Now, the Alliance is supporting Jordan’s government by replacing the paper-based process with electronic phytosanitary certificates, called ePhytos. The project will introduce the ePhyto Solution, an initiative of the International Plant Protection Convention (IPPC) that enables participating countries to exchange ePhytos quickly, accurately, and at a low cost through a central hub. In Jordan, using ePhytos is expected to reduce the clearance time for exports by 12 hours and imports by six hours.

“Agriculture is one of the most important sectors supporting the national economy and the main pillar for maintaining food security. Therefore, the process of continuous development of this sector, and keeping pace with what is new, is one of my top priorities,” said Khaled Huneifat, Jordan’s Minister of Agriculture. “As such, we are delighted to implement this ePhyto project, which will enhance the performance of the agricultural trade through the digitalisation of key border operations and reduce clearance times for exports and imports.”

The Alliance has gained valuable experience in this domain in recent years, having successfully completed an ePhyto project in Morocco and begun implementing similar projects in countries including Colombia, Ecuador, Madagascar, Senegal, and Thailand.

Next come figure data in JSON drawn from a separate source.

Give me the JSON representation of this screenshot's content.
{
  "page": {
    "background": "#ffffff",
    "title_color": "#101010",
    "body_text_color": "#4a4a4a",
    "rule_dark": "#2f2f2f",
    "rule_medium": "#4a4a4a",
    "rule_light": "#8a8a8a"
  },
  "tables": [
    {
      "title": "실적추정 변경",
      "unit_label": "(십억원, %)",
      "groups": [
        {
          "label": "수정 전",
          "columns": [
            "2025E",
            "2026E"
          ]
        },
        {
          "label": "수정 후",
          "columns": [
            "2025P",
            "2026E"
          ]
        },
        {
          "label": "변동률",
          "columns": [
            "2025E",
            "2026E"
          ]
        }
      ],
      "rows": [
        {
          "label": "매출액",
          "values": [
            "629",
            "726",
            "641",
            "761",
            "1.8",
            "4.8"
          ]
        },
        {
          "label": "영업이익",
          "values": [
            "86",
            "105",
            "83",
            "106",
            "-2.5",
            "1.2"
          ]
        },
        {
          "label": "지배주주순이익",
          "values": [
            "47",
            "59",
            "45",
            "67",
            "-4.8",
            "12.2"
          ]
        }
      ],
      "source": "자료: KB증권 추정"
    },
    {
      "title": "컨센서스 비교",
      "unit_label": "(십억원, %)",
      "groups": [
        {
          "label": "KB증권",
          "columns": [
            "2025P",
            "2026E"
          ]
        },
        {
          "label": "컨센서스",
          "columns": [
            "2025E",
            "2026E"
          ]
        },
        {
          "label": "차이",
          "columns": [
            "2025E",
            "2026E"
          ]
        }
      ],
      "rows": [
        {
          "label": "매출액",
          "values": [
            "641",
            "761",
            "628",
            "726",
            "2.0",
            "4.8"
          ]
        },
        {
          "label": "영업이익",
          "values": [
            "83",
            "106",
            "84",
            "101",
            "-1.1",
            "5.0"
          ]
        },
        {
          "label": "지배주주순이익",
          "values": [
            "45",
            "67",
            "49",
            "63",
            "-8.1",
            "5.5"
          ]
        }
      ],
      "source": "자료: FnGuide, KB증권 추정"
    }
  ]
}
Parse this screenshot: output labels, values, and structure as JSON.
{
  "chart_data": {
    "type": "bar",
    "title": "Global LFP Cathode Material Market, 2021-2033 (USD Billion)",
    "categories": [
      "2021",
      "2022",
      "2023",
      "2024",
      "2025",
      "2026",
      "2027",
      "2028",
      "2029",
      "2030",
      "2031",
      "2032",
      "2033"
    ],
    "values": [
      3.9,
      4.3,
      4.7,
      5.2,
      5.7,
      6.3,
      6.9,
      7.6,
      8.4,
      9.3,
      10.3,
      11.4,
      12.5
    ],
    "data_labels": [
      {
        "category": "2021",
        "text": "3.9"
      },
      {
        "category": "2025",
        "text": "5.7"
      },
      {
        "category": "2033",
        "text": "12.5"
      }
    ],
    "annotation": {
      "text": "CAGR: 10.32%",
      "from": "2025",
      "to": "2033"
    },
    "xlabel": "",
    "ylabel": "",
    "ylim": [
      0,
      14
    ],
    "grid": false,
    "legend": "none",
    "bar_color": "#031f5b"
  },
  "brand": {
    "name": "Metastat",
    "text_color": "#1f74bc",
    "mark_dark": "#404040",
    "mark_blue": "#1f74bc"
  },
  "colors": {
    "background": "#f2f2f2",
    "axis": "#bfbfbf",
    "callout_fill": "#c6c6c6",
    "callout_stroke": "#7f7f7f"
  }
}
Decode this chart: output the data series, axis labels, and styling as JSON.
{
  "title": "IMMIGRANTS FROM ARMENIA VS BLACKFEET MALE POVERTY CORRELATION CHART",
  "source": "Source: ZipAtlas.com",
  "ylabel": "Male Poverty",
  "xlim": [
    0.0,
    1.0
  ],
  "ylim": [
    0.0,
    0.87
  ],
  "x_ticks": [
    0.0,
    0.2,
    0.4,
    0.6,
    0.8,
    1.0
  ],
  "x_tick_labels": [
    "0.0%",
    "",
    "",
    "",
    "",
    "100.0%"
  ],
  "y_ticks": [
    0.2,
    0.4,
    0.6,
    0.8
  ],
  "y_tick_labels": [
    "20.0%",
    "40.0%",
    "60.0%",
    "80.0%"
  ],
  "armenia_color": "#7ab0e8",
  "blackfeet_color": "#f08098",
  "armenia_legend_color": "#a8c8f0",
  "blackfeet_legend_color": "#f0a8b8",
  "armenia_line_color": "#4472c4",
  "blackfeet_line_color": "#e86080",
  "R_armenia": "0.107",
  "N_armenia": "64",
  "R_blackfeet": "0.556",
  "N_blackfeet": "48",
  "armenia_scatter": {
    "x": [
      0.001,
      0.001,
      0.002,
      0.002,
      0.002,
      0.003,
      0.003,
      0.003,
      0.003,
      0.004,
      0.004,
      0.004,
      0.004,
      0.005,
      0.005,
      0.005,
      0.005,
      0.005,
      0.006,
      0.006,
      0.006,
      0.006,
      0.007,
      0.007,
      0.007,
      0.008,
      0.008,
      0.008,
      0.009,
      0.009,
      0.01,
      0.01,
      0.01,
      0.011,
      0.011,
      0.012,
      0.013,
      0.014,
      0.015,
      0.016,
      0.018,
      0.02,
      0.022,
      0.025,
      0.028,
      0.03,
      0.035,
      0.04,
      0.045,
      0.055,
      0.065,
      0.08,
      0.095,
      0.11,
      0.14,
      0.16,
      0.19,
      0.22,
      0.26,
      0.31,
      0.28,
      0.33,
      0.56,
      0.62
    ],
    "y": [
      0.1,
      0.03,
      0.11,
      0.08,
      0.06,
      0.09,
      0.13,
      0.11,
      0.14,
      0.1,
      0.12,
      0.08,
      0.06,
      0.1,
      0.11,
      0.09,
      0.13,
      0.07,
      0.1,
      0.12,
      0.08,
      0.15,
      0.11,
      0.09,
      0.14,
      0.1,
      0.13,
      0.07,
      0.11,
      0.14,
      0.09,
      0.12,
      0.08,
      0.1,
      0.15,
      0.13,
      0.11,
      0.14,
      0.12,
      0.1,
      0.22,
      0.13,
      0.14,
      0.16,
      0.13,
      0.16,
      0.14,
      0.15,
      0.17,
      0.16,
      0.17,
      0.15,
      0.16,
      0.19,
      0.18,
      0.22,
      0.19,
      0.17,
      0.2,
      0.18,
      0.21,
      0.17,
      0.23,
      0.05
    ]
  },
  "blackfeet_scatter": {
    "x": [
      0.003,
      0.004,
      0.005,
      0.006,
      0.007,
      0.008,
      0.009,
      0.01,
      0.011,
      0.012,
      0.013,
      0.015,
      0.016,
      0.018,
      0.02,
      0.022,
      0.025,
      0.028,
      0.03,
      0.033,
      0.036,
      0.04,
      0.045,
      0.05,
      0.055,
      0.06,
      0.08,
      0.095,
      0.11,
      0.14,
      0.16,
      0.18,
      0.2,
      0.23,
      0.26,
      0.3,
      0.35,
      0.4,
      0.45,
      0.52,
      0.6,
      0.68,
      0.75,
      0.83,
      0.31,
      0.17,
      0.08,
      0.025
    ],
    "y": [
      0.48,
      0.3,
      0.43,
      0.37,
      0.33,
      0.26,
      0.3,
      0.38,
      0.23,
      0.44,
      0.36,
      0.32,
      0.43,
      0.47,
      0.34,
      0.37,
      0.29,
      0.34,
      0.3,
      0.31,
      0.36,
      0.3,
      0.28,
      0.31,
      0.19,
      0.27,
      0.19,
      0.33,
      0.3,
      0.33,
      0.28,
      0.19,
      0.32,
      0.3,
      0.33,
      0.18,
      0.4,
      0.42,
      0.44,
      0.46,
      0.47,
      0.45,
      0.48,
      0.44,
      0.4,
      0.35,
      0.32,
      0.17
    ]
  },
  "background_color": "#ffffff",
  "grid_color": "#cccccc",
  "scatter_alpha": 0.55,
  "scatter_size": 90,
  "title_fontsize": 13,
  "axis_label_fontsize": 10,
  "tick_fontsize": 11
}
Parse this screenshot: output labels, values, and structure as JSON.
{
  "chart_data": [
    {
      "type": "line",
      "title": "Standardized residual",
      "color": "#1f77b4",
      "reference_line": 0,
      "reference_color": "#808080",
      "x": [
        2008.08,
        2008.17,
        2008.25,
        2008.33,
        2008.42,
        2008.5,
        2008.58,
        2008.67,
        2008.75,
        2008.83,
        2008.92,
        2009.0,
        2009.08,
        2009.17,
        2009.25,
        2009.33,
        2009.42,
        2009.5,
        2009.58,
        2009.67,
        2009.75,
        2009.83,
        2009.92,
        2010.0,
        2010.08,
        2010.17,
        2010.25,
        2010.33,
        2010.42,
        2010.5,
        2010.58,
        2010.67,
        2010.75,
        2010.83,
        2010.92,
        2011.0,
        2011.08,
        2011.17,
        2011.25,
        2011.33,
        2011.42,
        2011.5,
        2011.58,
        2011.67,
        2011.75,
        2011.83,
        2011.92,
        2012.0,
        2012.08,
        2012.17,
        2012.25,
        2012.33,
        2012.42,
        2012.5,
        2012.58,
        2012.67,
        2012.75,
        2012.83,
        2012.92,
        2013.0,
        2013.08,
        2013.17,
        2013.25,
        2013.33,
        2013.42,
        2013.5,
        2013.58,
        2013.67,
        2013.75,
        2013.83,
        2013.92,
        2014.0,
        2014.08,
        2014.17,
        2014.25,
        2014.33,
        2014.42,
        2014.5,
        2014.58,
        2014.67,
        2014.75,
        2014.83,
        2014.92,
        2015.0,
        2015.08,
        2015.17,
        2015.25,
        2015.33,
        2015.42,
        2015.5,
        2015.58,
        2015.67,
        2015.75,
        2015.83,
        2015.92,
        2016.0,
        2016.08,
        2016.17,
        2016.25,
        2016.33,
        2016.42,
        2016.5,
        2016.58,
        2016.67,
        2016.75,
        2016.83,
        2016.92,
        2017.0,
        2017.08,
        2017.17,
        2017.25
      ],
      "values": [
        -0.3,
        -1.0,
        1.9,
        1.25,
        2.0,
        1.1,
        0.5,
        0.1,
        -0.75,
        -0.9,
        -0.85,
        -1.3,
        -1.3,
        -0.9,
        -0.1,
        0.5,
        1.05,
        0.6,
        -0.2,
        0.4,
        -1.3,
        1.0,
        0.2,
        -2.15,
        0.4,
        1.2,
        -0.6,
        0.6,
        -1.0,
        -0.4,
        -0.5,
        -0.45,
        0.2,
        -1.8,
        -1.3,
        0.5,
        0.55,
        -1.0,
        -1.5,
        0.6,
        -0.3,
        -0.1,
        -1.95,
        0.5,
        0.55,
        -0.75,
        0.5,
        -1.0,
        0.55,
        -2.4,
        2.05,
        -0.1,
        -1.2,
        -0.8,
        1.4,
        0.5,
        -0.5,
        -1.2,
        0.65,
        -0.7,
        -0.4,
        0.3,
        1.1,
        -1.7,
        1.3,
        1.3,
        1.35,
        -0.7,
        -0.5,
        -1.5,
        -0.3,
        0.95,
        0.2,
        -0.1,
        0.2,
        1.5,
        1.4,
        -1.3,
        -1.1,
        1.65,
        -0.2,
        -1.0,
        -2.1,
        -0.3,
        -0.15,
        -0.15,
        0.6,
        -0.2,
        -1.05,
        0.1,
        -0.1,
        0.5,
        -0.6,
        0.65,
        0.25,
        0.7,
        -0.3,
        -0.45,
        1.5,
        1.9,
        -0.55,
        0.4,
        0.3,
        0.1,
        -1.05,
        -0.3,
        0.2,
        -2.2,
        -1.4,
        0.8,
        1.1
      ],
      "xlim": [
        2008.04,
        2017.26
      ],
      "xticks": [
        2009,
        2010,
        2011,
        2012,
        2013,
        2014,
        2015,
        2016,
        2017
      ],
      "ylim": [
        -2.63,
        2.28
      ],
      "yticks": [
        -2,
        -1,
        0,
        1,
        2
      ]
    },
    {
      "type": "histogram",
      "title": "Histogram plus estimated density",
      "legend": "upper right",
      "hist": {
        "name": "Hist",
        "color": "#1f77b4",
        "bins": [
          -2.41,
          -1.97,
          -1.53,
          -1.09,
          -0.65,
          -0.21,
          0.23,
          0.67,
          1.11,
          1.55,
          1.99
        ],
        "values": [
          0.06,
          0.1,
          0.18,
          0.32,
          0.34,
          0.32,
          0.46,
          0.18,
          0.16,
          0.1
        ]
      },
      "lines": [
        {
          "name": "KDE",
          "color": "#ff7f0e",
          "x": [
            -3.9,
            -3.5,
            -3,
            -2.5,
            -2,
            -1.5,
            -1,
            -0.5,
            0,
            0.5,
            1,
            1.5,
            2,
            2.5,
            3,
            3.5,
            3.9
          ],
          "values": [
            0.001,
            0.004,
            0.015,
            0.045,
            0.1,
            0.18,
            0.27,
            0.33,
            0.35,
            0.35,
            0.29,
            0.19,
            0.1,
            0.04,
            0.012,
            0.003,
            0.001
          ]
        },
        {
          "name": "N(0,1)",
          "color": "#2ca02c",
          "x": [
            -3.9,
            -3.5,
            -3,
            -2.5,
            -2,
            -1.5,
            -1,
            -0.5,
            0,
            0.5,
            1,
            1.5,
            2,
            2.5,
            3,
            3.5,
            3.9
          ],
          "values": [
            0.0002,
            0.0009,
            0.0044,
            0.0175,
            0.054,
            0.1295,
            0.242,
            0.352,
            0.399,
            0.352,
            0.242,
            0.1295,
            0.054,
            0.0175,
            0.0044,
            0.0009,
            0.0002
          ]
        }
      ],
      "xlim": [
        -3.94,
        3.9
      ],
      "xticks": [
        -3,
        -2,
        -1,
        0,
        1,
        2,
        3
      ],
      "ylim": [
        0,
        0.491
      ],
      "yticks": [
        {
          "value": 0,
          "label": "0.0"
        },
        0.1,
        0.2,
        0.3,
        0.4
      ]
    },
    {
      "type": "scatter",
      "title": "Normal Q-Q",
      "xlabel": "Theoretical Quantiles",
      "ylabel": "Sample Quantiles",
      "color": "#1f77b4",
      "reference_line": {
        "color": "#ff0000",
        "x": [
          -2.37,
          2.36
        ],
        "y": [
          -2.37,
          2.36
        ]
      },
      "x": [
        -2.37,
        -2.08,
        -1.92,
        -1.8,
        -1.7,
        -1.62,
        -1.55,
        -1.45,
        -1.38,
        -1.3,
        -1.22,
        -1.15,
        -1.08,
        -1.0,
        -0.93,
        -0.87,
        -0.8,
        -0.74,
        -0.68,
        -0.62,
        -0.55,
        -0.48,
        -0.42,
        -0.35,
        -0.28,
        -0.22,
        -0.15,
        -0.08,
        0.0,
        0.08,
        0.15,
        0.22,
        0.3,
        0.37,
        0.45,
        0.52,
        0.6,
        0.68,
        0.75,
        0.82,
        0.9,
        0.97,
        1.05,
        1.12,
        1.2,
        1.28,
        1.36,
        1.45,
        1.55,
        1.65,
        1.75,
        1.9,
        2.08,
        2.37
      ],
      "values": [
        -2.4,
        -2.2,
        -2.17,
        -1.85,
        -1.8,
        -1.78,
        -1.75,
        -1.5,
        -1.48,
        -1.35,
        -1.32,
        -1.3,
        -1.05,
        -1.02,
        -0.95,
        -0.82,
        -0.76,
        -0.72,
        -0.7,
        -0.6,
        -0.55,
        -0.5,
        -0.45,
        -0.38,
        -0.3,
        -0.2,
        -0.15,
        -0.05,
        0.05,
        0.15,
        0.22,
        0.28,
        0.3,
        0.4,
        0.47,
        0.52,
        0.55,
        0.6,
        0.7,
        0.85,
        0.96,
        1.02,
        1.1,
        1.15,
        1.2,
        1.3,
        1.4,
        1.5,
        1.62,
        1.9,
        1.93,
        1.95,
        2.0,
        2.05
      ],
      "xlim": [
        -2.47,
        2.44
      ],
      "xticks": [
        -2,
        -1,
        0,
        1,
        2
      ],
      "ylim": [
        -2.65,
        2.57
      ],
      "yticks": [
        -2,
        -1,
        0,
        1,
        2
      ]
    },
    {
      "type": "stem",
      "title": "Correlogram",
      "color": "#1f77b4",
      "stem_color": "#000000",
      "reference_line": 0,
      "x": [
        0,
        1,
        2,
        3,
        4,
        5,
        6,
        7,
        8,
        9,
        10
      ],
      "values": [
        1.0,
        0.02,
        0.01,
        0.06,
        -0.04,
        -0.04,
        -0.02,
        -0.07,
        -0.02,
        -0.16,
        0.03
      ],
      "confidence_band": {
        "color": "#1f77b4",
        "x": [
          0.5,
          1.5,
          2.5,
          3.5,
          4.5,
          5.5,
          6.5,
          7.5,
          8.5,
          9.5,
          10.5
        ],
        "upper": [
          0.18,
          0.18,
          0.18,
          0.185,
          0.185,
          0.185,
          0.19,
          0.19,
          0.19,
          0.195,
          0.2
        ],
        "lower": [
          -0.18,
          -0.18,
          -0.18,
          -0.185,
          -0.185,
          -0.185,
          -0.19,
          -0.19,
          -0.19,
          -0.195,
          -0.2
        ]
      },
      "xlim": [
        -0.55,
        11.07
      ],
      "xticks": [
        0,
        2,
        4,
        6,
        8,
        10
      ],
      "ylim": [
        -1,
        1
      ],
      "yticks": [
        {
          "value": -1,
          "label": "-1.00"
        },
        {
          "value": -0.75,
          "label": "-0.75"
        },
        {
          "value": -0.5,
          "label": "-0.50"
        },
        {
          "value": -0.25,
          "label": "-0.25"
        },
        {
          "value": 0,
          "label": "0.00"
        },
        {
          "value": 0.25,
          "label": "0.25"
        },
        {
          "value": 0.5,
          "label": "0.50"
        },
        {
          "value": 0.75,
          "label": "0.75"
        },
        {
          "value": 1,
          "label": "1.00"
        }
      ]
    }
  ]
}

Underscoring the project’s potential impact, Jordan imported roughly USD 963 million worth of agricultural products in 2021 from countries using or registered with the IPPC ePhyto Hub, good for nearly two-thirds of its total agricultural imports.

The agriculture and food sector in Jordan employs around one-quarter of the country’s poorest citizens, including refugees and migrant workers, and has been hard-hit by the economic impacts of regional conflicts. Now, fruit and vegetable exporters are looking forward to smoother and faster paths to markets across the world.

This project will contribute to Jordan implementing its commitments under the World Trade Organization’s Trade Facilitation Agreement.

“ePhytos are a proven solution in delivering meaningful, lasting time and cost savings for agricultural exporters and importers,” said Philippe Isler, the Alliance’s Director. “By adopting this approach, Jordan is ensuring its agricultural trade processes meet international best practices, making it easier to ensure a trouble-free supply of food and plant imports. It will also make it easier for Jordanian exporters, particularly micro, small, and medium enterprises, to compete abroad.”